9. During the year, Company discounted the Trade Receivables with the banks amounting to Rs.1236.15 crores (Previous year – Nil) with recourse to the Company. The same has been shown under Contingent Liability. In case of any claim on the company from the Banks, entire amount shall be recovered from the Customers.

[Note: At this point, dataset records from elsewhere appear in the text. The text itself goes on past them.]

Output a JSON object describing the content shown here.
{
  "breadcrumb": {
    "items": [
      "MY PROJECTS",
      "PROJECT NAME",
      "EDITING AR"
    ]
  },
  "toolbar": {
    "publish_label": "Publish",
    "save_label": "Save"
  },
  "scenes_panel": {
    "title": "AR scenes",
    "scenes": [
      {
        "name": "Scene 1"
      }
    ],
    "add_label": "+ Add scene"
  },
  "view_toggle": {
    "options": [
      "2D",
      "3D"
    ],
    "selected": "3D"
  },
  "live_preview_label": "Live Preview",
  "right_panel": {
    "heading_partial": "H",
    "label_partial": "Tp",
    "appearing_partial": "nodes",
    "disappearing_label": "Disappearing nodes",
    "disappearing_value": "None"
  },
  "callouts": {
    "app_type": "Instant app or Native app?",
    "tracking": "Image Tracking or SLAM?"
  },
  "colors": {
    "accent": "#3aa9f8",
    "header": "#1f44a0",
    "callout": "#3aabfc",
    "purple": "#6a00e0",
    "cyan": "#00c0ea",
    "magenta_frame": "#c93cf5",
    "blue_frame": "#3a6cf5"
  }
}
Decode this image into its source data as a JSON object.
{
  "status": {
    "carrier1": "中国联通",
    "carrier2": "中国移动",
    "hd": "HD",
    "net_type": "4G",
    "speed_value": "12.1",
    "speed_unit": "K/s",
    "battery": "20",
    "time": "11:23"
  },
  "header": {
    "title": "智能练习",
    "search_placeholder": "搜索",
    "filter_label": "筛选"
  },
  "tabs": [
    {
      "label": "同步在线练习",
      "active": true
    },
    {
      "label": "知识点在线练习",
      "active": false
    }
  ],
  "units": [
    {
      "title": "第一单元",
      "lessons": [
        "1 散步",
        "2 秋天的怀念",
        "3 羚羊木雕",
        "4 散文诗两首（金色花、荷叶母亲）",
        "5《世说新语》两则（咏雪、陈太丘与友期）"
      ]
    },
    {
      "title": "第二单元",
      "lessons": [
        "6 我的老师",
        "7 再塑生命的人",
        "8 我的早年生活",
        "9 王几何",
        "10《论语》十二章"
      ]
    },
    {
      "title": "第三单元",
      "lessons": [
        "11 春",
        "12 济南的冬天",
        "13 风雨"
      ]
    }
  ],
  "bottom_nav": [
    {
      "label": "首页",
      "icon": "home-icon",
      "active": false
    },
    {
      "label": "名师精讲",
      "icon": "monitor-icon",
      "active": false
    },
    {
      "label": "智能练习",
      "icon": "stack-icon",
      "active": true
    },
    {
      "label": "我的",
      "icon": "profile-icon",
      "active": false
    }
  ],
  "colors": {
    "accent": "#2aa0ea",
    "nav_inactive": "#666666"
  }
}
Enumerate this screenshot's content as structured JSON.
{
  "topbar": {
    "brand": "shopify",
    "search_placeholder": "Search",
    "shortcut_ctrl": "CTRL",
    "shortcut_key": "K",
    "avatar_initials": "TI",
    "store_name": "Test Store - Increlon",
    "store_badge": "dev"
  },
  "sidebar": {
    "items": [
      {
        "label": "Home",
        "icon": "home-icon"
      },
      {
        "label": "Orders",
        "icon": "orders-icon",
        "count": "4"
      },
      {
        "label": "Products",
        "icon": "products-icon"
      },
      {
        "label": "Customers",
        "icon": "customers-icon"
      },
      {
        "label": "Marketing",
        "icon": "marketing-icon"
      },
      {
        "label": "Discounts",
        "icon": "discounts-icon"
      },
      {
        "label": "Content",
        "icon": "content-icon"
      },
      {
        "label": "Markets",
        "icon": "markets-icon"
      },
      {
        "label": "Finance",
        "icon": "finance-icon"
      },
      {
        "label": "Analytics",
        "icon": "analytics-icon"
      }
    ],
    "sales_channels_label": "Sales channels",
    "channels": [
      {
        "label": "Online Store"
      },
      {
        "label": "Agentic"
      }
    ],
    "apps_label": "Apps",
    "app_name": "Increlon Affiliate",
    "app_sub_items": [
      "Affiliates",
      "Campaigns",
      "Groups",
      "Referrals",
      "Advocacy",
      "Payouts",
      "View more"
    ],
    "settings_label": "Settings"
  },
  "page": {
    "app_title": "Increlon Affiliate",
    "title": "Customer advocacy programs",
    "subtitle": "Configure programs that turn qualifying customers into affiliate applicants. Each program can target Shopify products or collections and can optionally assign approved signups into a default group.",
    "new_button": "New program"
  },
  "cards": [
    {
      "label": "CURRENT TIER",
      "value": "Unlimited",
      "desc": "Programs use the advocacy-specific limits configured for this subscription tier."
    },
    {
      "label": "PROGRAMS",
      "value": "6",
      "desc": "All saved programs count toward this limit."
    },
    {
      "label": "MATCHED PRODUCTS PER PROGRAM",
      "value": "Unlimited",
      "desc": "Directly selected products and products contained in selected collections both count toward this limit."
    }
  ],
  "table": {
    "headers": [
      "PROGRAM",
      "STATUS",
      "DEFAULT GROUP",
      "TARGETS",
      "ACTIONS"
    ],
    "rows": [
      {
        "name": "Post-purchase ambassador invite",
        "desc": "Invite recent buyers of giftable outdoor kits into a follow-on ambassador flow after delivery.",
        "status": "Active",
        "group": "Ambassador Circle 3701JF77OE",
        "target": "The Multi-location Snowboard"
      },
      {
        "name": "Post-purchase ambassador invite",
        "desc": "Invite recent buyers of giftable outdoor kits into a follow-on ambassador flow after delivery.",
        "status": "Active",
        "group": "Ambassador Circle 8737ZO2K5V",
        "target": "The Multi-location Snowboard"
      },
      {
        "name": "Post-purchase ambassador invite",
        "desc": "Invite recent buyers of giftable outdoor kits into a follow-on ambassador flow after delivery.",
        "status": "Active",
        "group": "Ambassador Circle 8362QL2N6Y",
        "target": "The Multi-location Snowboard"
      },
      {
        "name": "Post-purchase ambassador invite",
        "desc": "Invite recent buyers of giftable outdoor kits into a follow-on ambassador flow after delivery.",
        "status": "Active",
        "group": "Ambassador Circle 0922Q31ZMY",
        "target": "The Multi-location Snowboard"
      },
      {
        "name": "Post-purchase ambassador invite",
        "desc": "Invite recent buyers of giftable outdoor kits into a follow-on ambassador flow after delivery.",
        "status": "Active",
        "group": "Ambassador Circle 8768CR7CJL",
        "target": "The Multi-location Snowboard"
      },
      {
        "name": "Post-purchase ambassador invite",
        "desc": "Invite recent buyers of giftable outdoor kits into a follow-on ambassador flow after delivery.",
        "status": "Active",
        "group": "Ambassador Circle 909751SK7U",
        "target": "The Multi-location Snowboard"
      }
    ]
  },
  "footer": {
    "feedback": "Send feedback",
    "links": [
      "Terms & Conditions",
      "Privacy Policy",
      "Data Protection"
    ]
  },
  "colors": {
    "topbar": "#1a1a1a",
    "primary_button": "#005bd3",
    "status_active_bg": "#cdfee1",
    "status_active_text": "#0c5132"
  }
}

10. NMDC Board in its 525th meeting held on 10.12.2019 has accorded approval for borrowing up to a limit of Rs.5,000 crores for capex requirements of the company by raising terms loans from Banks/ Financial Institutions etc., Accordingly, Rupee term Loan facility (RTL) of Rs. 4476.20 crores was availed from State Bank of India (SBI) for part funding of Nagarnar Integrated Steel Plant (NISP), at an interest rate fixed at 7.10% p.a till the Date of Commencement of Commercial Operation and there after 15 bps above the six months MCLR. NMDC, as a security, has hypothecated the entire Fixed Assets of the Project (NISP) including Plant and Machinery, equitable mortgage of Land & Building (except forest land) and First charge on the entire cash flows of the NISP. The availability period of the loan is 6 months from the Date of commencement of Commercial Operation repayable in 30 quarterly instalments.
The common Loan agreement has been entered on 10.06.2021 with SBI for RTL not exceeding Rs. 4476.20 crore and a drawdown of Rs.1144 crores has been made till 31.03.2022 against the loan.
11. Figures for the previous period have been regrouped wherever considered necessary so as to conform to the classification of the current period.